The behavior of gcalloc and gcfree are not defined by the standard;
they're just functions. As soon as a program calls gcalloc, the
program's behavior is no longer defined by the standard. If its
behavior changes because you temporarily scrambled a pointer, that's
too bad, but I don't think it's a conformance issue. An object
allocated by malloc has "allocated storage duration"; an object
allocated by gcalloc does not. The compiler needn't be aware that
gcalloc causes an object's lifetime to begin, or that gcfree (or an
implicit garbage collection) causes an object's lifetime to end.

If you try to replace malloc() itself with a GC-aware allocator,
*then* you run into conformance issues, and I suppose I assumed that
that was what was being discussed.

yeah, people keep thinking that, I don't know why...

 

[Ian Collins]

a.
this is the responsibility of whoever wrote the code (the caller, callee, or
both...).
if the developer is a tard and uses the wrong memory in the wrong place,
that is their fault...

So GC memory can only be used with gc aware functions? That makes it
pretty restrictive.

b.
you don't...
if the programmer is being stupid and the app crashes, that is their
fault...

What if the programmer doesn't know the innards of a library function
they are calling?

[please don't quote signatures]

 

[cr88192]

So GC memory can only be used with gc aware functions? That makes it
pretty restrictive.

many functions are safe enough that it doesn't matter...

but, where the memory came from can be considered an implicit part of its
type, and is bound by the rules of certain usage conventions.

not only do we know that a pointer points to a particular kind of struct,
but also which allocator allocated it, what its dynamic type signature is
(as a matter of convention, I use type signatures with nearly every
allocation, but this is 'gctalloc', where 'gcalloc' allocates memory but
declares it as raw unstructured memory, ...), as well as how it is to be
handled, who (if anyone), would be responsible for freeing it (usually the
caller), ...

a violation of any such detail can be considered a violation of the implicit
contract between the caller and callee...

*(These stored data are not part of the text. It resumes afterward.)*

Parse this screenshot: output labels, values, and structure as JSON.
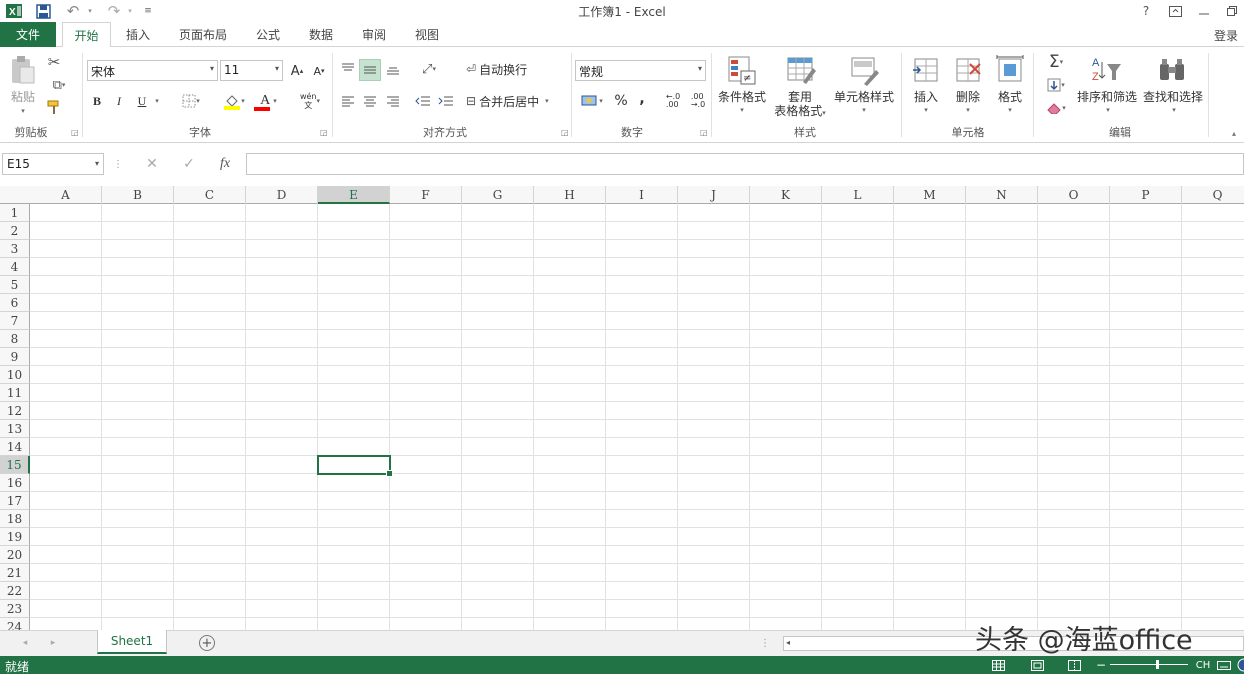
{
  "titlebar": {
    "title": "工作簿1 - Excel",
    "help": "?",
    "colors": {
      "brand": "#217346"
    }
  },
  "tabs": {
    "file": "文件",
    "items": [
      "开始",
      "插入",
      "页面布局",
      "公式",
      "数据",
      "审阅",
      "视图"
    ],
    "active": "开始",
    "login": "登录"
  },
  "ribbon": {
    "clipboard": {
      "paste": "粘贴",
      "group": "剪贴板"
    },
    "font": {
      "name": "宋体",
      "size": "11",
      "grow": "A",
      "shrink": "A",
      "bold": "B",
      "italic": "I",
      "underline": "U",
      "color_a": "A",
      "wen": "wén\n文",
      "group": "字体"
    },
    "align": {
      "wrap": "自动换行",
      "merge": "合并后居中",
      "group": "对齐方式"
    },
    "number": {
      "format": "常规",
      "percent": "%",
      "comma": ",",
      "group": "数字"
    },
    "styles": {
      "conditional": "条件格式",
      "table_format_1": "套用",
      "table_format_2": "表格格式",
      "cell_style": "单元格样式",
      "group": "样式"
    },
    "cells": {
      "insert": "插入",
      "delete": "删除",
      "format": "格式",
      "group": "单元格"
    },
    "editing": {
      "sort_filter": "排序和筛选",
      "find_select": "查找和选择",
      "group": "编辑"
    }
  },
  "formulabar": {
    "namebox": "E15",
    "fx": "fx",
    "value": ""
  },
  "grid": {
    "columns": [
      "A",
      "B",
      "C",
      "D",
      "E",
      "F",
      "G",
      "H",
      "I",
      "J",
      "K",
      "L",
      "M",
      "N",
      "O",
      "P",
      "Q"
    ],
    "rows": [
      "1",
      "2",
      "3",
      "4",
      "5",
      "6",
      "7",
      "8",
      "9",
      "10",
      "11",
      "12",
      "13",
      "14",
      "15",
      "16",
      "17",
      "18",
      "19",
      "20",
      "21",
      "22",
      "23",
      "24"
    ],
    "active_col": "E",
    "active_row": "15"
  },
  "sheets": {
    "tabs": [
      "Sheet1"
    ],
    "active": "Sheet1",
    "add": "+"
  },
  "watermark": "头条 @海蓝office",
  "statusbar": {
    "text": "就绪",
    "ime": "CH"
  }
}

the caller is assumed to pass something matching the expected requirements,
and the callee to do something sane with it...


but, anyways, it is all still far less restrictive than using a precise GC,
such as one where all of the references are integer handles which have to be
handled at nearly every step via special accessor functions (often wrapped
in macros).

gcp foo(gcp a, gcp b)
{
gcp c, d;
gcpBegin();
gcpArg2(a, b);
gcpVar2(c, d);
gcpSet(c, dypAdd(a, b));
gcpSet(d, dypSub(a, b));
gcpEndRet(dypList2(c, d));
}

(this level of pedantics is actually needed when multithreading,
ref-counting, and precise GC are all used in the same place...).

faced with this level of hassles, I soon reverted to using good old
conservative GC...

What if the programmer doesn't know the innards of a library function they
are calling?

that is their problem, but alas, typically one does not use GC'ed memory
with most library functions anyways, and in the cases where this is done,
one usually has a fairly good idea what the called function will do with it
(usually, in this case, it is with "raw data" functions which will likely
assume little more than to treat the memory as a raw buffer...).

to me, this is about like asking:
"what if I get this handle from the Win32 API and try to pass it into some
random OpenGL function expecting a GL handle?...", well it might work, but
the library is justified if it decides to blow up in your face for doing
something like this...

[please don't quote signatures]

ok?...

 

[James Kuyper]

but, whoever said I was talking about memory gotten from malloc?...

You, when you said:
In context, "in the first place" seemed to be referring to a context
where GC is either not supported, or at least not used by the program
being discussed. If you meant anything other than that, your comment
seems to be pointless. If that is not what you meant by "in the first
place", please explain what you did mean.